Always look them in the eyes (2007)
Origin: Palestine | Documentary | Director: Azza el Hassan | 50 minutes
Always Look Them in the Eyes (2007) purports to be an exploration of Israeli-Palestinian relations, but as explicitly stated at the start of the film, any filmmaker who wants to address this topic must first “see” Israelis. El-Hassan begins with her own first encounter with an Israeli from her childhood in Beirut. There she would see Abu Reesh, an Israeli spy who lived under deep cover as a madman on the streets of Beirut until the Israeli invasion of 1982. To have lived among Arabs all those years must have changed him, she speculates. The remainder of the film consists of conversations El-Hassan has with Palestinians about their own encounters, or lack thereof, with Israelis. their uninformed speculations about Abu Reesh. and her vain attempt to engage Israeli soldiers at a checkpoint in conversation. She interviews Laila Khalid, the PFLP activist known for hijacking two airplanes in the late 1960s and early 1970s. She attempts to understand Israelis by having a friend act the part of Abu Reesh, and by asking Palestinians on the streets of Ramallah to pretend to be Israelis.

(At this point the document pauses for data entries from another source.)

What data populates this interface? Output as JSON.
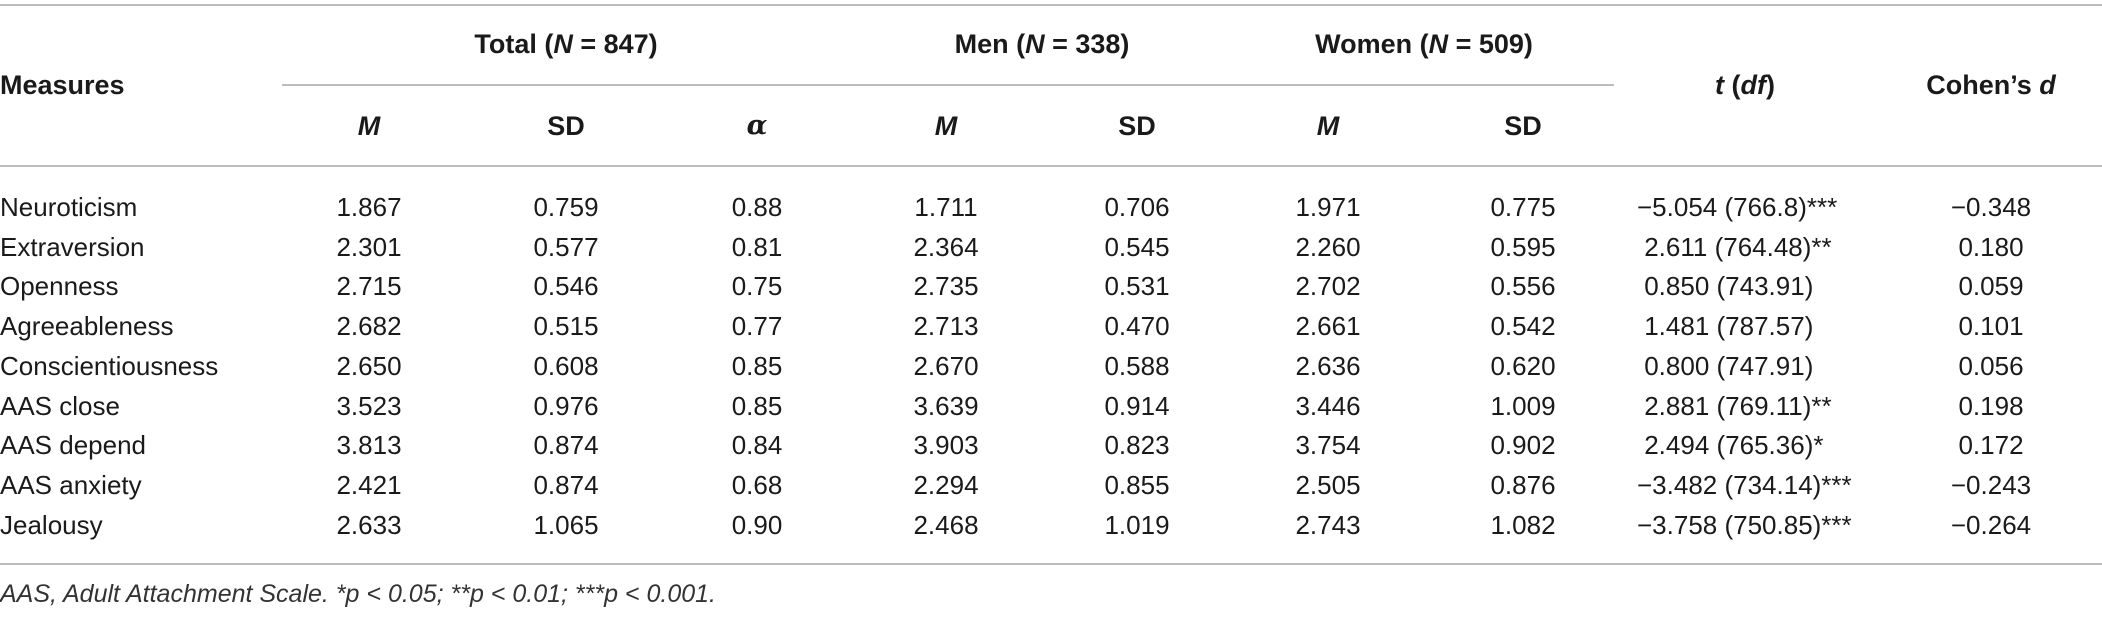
{
  "header": {
    "measures": "Measures",
    "groups": [
      {
        "label": "Total (",
        "n_label": "N",
        "n_value": " = 847)"
      },
      {
        "label": "Men (",
        "n_label": "N",
        "n_value": " = 338)"
      },
      {
        "label": "Women (",
        "n_label": "N",
        "n_value": " = 509)"
      }
    ],
    "t_df": {
      "t": "t",
      "open": " (",
      "df": "df",
      "close": ")"
    },
    "cohens_d": {
      "text": "Cohen’s ",
      "d": "d"
    },
    "subheaders": [
      "M",
      "SD",
      "α",
      "M",
      "SD",
      "M",
      "SD"
    ]
  },
  "rows": [
    {
      "measure": "Neuroticism",
      "values": [
        "1.867",
        "0.759",
        "0.88",
        "1.711",
        "0.706",
        "1.971",
        "0.775"
      ],
      "t": "−5.054 (766.8)***",
      "d": "−0.348"
    },
    {
      "measure": "Extraversion",
      "values": [
        "2.301",
        "0.577",
        "0.81",
        "2.364",
        "0.545",
        "2.260",
        "0.595"
      ],
      "t": " 2.611 (764.48)**",
      "d": "0.180"
    },
    {
      "measure": "Openness",
      "values": [
        "2.715",
        "0.546",
        "0.75",
        "2.735",
        "0.531",
        "2.702",
        "0.556"
      ],
      "t": " 0.850 (743.91)",
      "d": "0.059"
    },
    {
      "measure": "Agreeableness",
      "values": [
        "2.682",
        "0.515",
        "0.77",
        "2.713",
        "0.470",
        "2.661",
        "0.542"
      ],
      "t": " 1.481 (787.57)",
      "d": "0.101"
    },
    {
      "measure": "Conscientiousness",
      "values": [
        "2.650",
        "0.608",
        "0.85",
        "2.670",
        "0.588",
        "2.636",
        "0.620"
      ],
      "t": " 0.800 (747.91)",
      "d": "0.056"
    },
    {
      "measure": "AAS close",
      "values": [
        "3.523",
        "0.976",
        "0.85",
        "3.639",
        "0.914",
        "3.446",
        "1.009"
      ],
      "t": " 2.881 (769.11)**",
      "d": "0.198"
    },
    {
      "measure": "AAS depend",
      "values": [
        "3.813",
        "0.874",
        "0.84",
        "3.903",
        "0.823",
        "3.754",
        "0.902"
      ],
      "t": " 2.494 (765.36)*",
      "d": "0.172"
    },
    {
      "measure": "AAS anxiety",
      "values": [
        "2.421",
        "0.874",
        "0.68",
        "2.294",
        "0.855",
        "2.505",
        "0.876"
      ],
      "t": "−3.482 (734.14)***",
      "d": "−0.243"
    },
    {
      "measure": "Jealousy",
      "values": [
        "2.633",
        "1.065",
        "0.90",
        "2.468",
        "1.019",
        "2.743",
        "1.082"
      ],
      "t": "−3.758 (750.85)***",
      "d": "−0.264"
    }
  ],
  "footnote": "AAS, Adult Attachment Scale. *p < 0.05; **p < 0.01; ***p < 0.001."
}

Throughout the film El-Hassan resolutely asks impossible questions of non-experts. She seeks to understand Palestinian-Israeli relations through the street play of little boys and listens politely, if incredulously, to one child’s description of the prophecies of a Tunisian conspiracy theorist. “Do you believe him?”, she asks the boy. “I support him!” [ba-ayyaduh], he replies, employing a term often used to express affiliation with a political leader. She offers her own unfounded theories, postulating that an inexplicable quarrel among the young Palestinians who accompany her to an Israeli checkpoint is caused by “the situation”. whether she means the general situation of living under occupation or the specific situation of confronting Israeli soldiers at a checkpoint is left ambiguous. As in her other films, El-Hassan devotes considerable time to apparently extraneous matters and faintly embarrassing scenes of exasperation or self-importance. She includes conversations with two men who are skeptical of her film project, and another with Laila Khalid’s son, who returns home from an all-nighter at university just as El-Hassan is about to interview his mother. She incorporates a long exposition by a friend on an enormous painting that her husband insists on hanging in their sitting room. Most of the film is shot with a roughly handled hand-held camera. In her only interview with a well-known person, the one with Laila Khalid, she uses a tripod. However, she frames the interview with the interlude with Khalid’s son and at one point during the conversation inexplicably zooms in and out of Khalid’s face, breaking the mimesis and reminding her viewers of their position as spectators of a staged interaction.
Few if any “facts” are conveyed in Always Look Them in the Eyes, and the project of discovering who the Israelis are is, as is the case with all projects El-Hassan’s purports to undertake in her films, a failure. Just as El-Hassan fails to avoid filming violence in Newstime, to use film to help her friends Samia, Sureida and Ra’eda in Three Centimeters Less and to find the lost Palestinian Film Archive in Kings and Extras, she does not come to know the Israeli other in her most recent film. What El-Hassan does achieve is to deconstruct the hagiography surrounding the victimized but steadfast Palestinian that permeates so many sympathetic portrayals of Palestinians. Instead, she teases out of her subjects other utterly human behaviours. As a result, she succeeds in challenging the notion of Palestinians as a people who are reduced to making claims through their photographic images. Her Palestinians use the civic space of photography to communicate in the seemingly trivial ways that people not living in states of disaster are wont to do. They posture and pose, theorize, play, argue, anger, joke and suspect, or politely answer silly questions.